His replacement will have the 2000 season to show BYU fans -- and the
Mormon church -- what he can do.
Football overload
That's the situation at Texas Tech, where sales have been sluggish for the
Hispanic College Fund Classic Saturday against New Mexico.
No, it's not exactly the Kickoff Classic, Pigskin Classic or the Eddie
Robinson Classic in terms of "preseason" games. In fact, it wasn't even a
game until plans were finalized in mid-June.
Since then, Tech has sold only 35,000 tickets. That's barely enough to turn
a profit after 25 percent of the revenue goes to the Hispanic College Fund.
Tech broke even after 30,000 tickets but was required to buy 40,000.
In addition, New Mexico had to buy 10,000 tickets in order to fill
50,500-seat Jones Stadium.
But when the game was added to the schedule, it meant Texas Tech had eight
home games. That hiked season ticket prices and strained wallets.

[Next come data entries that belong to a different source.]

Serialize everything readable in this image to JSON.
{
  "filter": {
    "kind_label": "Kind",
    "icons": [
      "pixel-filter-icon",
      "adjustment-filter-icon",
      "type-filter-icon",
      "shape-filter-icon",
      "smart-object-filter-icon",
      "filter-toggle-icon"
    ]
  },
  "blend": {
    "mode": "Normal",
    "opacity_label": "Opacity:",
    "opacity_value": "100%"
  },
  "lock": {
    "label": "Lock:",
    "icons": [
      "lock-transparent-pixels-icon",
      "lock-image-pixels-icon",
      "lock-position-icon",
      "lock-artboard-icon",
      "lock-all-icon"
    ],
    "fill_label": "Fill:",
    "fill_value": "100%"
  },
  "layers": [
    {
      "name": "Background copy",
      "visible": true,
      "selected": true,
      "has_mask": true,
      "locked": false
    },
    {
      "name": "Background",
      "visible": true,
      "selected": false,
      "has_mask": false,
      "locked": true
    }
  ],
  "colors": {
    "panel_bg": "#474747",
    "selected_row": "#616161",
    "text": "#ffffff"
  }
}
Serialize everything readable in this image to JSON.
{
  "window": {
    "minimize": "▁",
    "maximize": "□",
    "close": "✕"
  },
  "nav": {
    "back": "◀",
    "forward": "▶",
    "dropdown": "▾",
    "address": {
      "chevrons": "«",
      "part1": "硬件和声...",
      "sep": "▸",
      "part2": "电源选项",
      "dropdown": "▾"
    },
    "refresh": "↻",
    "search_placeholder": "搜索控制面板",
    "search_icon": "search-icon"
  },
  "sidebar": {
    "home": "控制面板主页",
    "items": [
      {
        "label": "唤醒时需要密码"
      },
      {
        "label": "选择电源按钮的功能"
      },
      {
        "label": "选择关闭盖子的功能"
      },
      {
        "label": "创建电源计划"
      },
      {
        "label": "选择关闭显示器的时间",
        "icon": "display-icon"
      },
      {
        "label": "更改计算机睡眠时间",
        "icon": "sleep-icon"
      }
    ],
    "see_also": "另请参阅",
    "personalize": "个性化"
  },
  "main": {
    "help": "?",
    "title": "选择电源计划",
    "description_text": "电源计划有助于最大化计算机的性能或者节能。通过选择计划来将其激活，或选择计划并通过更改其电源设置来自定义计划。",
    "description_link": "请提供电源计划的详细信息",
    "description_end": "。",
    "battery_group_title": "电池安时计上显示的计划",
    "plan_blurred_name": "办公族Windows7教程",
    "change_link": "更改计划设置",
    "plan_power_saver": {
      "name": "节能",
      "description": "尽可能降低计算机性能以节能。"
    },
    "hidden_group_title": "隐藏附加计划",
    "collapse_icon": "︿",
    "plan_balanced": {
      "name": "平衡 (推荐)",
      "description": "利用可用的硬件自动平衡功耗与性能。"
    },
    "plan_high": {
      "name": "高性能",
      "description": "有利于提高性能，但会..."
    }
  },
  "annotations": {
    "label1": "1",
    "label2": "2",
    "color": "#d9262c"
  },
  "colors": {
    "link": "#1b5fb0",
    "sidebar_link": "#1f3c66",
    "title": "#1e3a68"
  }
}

Single-game tickets for the Hispanic game are going for $35, which is $13
more than a regular home game.
Throw in gas prices and the fact that Lubbock is "500 miles from anywhere"
according to one city resident, and it's going to take an extra trip to the ATM
to see Leach's debut on Saturday.
Snyder sees the light
Kansas State coach Bill Snyder had this Bowl Championship Series thing all
figured out.
Conference play was tough enough. Why play a non-conference opponent who
could actually give his Wildcats a game? The BCS rewards those who win all
their games. Thus, playing punching bags made sense.
The philosophy got the Wildcats within two games (losses to Texas A&M in
1998, Nebraska in 1999) of playing in a BCS bowl, perhaps in the national
championship game.
So Snyder defied (his) logic once again when it was announced that Kansas
State will play at least a home-and-home series with Southern Cal beginning
next season at the Coliseum.
That heightens the risk that the Wildcats could have a season-wrecking loss
before entering conference play. But -- listen closely, Snyder critics -- it
could also toughen up the Wildcats for those crucial games in November.
"I've never been here where everybody has made such a big deal out of
scheduling a ballgame," Snyder said. "USC has a rich tradition but we've got
people like that in our conference as well. We play them on a regular basis."
Under Snyder's old system, a BCS bowl was high risk and high reward. This
way, the Wildcats can make points with the pollsters and computers who make
up the BCS numbers. If they lose, they lose early enough to build momentum
for that elusive $13 million payoff.
Quick hits
- It is truly a farewell tour for Edwards. BYU will travel 10,874
miles to play its games this year. That includes trips to Florida, Virginia
and New York.
- As of Friday, only 39,000 tickets had been sold to the
Pigskin Classic at Jacksonville's Alltel Stadium (capacity, 73,000). Are
Seminoles fans taking their boys for granted?
- There was a lot of averting
of eyes recently when former Tennessee coach Johnny Majors was inducted into
the school's Hall of Fame. In attendance was current coach Phil Fulmer, who
Majors accused of forcing him out in 1992 after Majors' heart surgery.
Fulmer spoke and reportedly went back to work at his office -- on Johnny
Majors Drive.
- Sixteen I-A schools have failed to win a conference title in
the past 25 years. Two of them will be in action this weekend -- Kansas
State and New Mexico.
- Undistinguished North Carolina State has the
second-highest paid staff in the country, according to a recent survey
conducted by newspapers in the Southeast. Wolfpack coaches will earn a combined $1.007
million this season, second only to Texas ($1.035 million).